Two early signs that winter is not eternal: Girl Scout Cookies, and the arrival of the massive, unrequested, unwanted pulp-dump called "The Phone Books." You can stuff the phone books in your pants to see what it'll feel like when you're done with the Girl Scout cookies.
Everyone likes the cookies. No one wants the phone books. Last year I believe we got 27 of them.
There's the White Pages, a massive alphabetical compendium of people you will never speak to in your life; the Yellow Pages, which most people consult about as often as the pope consults a deck of tarot cards; and the Other Enormous Duplicate Yellow Pages, which could be completely blank except for the number of the taxi company printed on the side, because that's all anyone ever uses it for.
OK, some people love the phone book. When the new one comes out, I like seeing who tried to be first this year -- how A-A-A-A Fonzie Impersonators Inc. was beat by AAAAAAA Dental. The last entry used to be the Zzyzzeriffic Funline, which played monologues of a blind guy who described his daily life into a tape recorder. This was so compelling they invented the Internet to spread the idea around.

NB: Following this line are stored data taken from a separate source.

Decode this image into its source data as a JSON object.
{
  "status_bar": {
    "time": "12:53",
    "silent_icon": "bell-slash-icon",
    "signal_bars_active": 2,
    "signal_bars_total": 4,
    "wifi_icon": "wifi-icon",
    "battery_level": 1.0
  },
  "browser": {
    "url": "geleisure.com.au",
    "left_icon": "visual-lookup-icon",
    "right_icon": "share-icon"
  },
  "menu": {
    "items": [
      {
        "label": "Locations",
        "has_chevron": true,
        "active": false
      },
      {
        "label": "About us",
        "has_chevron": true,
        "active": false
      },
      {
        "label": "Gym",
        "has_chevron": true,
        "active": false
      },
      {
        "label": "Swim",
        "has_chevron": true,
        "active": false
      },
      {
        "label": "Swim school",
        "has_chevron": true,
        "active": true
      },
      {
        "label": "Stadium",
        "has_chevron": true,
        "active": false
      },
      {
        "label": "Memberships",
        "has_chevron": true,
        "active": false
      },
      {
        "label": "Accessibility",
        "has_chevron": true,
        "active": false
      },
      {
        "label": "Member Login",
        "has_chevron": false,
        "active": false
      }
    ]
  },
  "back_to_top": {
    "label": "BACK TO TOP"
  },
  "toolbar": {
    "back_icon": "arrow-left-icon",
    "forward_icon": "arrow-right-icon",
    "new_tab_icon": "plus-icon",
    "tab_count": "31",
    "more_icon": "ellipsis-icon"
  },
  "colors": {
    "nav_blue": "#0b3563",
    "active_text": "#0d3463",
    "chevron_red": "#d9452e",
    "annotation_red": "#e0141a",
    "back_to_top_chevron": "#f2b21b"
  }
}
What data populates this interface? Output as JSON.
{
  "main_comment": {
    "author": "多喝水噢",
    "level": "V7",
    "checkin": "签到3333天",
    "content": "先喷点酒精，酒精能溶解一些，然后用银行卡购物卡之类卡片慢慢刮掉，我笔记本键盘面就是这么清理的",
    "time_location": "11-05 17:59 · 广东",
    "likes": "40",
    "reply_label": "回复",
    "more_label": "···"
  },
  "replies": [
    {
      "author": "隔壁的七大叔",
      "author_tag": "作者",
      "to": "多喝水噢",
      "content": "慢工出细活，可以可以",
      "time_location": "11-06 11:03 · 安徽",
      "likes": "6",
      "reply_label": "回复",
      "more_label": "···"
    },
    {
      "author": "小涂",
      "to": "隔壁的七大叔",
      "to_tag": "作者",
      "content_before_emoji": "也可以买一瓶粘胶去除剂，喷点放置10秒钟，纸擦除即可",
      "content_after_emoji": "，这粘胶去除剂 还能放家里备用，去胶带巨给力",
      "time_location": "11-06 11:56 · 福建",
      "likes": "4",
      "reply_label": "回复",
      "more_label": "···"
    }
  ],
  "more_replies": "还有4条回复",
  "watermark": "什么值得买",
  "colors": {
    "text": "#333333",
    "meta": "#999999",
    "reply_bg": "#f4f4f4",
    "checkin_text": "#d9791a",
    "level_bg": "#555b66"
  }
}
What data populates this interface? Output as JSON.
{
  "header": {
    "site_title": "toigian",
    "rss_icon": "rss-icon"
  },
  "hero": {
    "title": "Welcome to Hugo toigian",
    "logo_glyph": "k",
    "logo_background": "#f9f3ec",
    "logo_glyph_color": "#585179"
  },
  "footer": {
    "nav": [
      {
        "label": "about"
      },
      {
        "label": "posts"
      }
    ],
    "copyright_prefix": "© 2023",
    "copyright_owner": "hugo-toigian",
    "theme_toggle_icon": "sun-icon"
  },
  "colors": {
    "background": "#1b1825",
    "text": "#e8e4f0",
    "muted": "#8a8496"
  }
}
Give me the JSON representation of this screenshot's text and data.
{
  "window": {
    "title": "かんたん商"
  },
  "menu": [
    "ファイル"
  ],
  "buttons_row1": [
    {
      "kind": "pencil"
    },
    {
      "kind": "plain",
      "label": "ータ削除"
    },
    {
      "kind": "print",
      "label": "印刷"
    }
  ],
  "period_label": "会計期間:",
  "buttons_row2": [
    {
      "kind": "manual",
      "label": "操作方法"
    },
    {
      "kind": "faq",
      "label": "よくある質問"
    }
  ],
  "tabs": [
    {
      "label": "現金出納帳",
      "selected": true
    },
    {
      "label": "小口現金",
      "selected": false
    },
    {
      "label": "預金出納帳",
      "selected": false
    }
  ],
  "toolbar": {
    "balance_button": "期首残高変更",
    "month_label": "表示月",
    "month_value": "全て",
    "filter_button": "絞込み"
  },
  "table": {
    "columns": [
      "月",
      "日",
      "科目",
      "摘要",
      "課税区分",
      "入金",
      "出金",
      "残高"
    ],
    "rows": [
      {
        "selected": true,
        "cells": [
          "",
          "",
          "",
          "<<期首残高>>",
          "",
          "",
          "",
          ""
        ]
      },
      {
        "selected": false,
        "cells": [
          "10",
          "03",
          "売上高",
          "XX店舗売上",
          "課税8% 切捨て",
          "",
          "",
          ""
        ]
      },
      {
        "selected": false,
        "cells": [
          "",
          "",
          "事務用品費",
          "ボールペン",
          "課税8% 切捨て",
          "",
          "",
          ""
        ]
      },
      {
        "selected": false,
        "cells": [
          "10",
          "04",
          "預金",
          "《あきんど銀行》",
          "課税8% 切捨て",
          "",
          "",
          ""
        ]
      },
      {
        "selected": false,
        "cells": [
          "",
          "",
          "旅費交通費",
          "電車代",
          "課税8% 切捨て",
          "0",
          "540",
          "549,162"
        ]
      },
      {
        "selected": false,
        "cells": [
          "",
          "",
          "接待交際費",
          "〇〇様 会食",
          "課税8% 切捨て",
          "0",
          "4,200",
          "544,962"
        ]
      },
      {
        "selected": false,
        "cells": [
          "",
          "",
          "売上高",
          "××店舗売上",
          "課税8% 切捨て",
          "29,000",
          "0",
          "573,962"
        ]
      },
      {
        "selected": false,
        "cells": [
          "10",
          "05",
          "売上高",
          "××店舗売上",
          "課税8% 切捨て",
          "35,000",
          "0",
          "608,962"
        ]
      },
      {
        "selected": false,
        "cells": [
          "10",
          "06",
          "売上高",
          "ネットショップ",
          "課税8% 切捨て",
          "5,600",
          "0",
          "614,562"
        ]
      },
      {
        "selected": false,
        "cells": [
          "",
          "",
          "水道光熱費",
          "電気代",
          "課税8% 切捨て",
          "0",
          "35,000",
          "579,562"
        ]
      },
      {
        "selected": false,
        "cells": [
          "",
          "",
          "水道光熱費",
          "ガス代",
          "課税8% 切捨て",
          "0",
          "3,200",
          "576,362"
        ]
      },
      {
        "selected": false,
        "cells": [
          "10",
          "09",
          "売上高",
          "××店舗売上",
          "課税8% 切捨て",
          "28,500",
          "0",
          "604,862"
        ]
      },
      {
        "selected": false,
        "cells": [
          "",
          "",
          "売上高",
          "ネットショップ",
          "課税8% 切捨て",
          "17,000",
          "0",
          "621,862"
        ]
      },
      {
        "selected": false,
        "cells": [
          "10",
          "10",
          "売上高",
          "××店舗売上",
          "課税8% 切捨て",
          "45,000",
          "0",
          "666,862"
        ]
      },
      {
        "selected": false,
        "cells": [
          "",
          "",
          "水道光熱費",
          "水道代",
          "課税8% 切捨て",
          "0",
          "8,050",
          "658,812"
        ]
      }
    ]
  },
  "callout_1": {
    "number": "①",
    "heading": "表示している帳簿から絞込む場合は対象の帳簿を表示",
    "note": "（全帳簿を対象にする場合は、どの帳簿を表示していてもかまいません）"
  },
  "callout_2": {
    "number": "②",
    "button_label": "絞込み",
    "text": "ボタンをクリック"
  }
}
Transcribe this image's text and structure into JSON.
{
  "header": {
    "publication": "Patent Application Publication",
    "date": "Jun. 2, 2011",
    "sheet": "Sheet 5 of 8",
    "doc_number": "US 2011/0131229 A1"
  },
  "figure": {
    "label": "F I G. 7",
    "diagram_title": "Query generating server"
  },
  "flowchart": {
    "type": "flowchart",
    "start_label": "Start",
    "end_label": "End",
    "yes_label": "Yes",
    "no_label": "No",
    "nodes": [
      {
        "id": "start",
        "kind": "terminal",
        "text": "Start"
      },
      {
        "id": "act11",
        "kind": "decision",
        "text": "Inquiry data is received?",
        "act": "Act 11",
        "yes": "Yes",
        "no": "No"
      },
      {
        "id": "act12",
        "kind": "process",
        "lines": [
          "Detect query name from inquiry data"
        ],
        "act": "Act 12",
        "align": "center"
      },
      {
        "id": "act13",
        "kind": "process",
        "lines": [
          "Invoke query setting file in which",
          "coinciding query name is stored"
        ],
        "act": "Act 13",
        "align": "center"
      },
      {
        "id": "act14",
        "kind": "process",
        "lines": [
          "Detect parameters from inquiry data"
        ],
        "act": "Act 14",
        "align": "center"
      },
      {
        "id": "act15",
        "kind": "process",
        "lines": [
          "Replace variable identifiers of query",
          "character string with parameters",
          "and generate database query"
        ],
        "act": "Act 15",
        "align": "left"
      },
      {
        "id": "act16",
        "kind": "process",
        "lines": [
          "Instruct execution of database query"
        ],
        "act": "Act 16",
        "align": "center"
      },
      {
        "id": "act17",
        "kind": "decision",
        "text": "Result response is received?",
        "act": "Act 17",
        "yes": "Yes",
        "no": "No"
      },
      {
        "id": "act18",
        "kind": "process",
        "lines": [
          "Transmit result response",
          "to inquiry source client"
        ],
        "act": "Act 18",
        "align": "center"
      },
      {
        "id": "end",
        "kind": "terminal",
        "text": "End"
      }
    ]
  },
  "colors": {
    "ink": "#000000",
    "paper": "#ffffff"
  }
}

But once we had the Internet, phone books were obsolete. Hence my delight to see on my doorknob a card from Dex with this message: Call this number to cancel.
You could do it online, but you know what that means: login! Forgot your password? Click here! Not a member? Sign up! It's like getting married just so you can get a divorce. The phone was answered by an actual human, and I was removed from the list.
Thanks, but really: You should have to call if you want them, not to stop them from coming. Imagine a company that left a dead cow on your doorstep once a year without asking. Wouldn't you prefer the opt-in approach?
I told my wife about the card on the door, how I canceled the books. "Why didn't you take the card off the knob?" she asked.
Eh? I had. Went to the front door, and they'd delivered another one in just the last two hours.
Perhaps that's the one I use to cancel the duplicate set.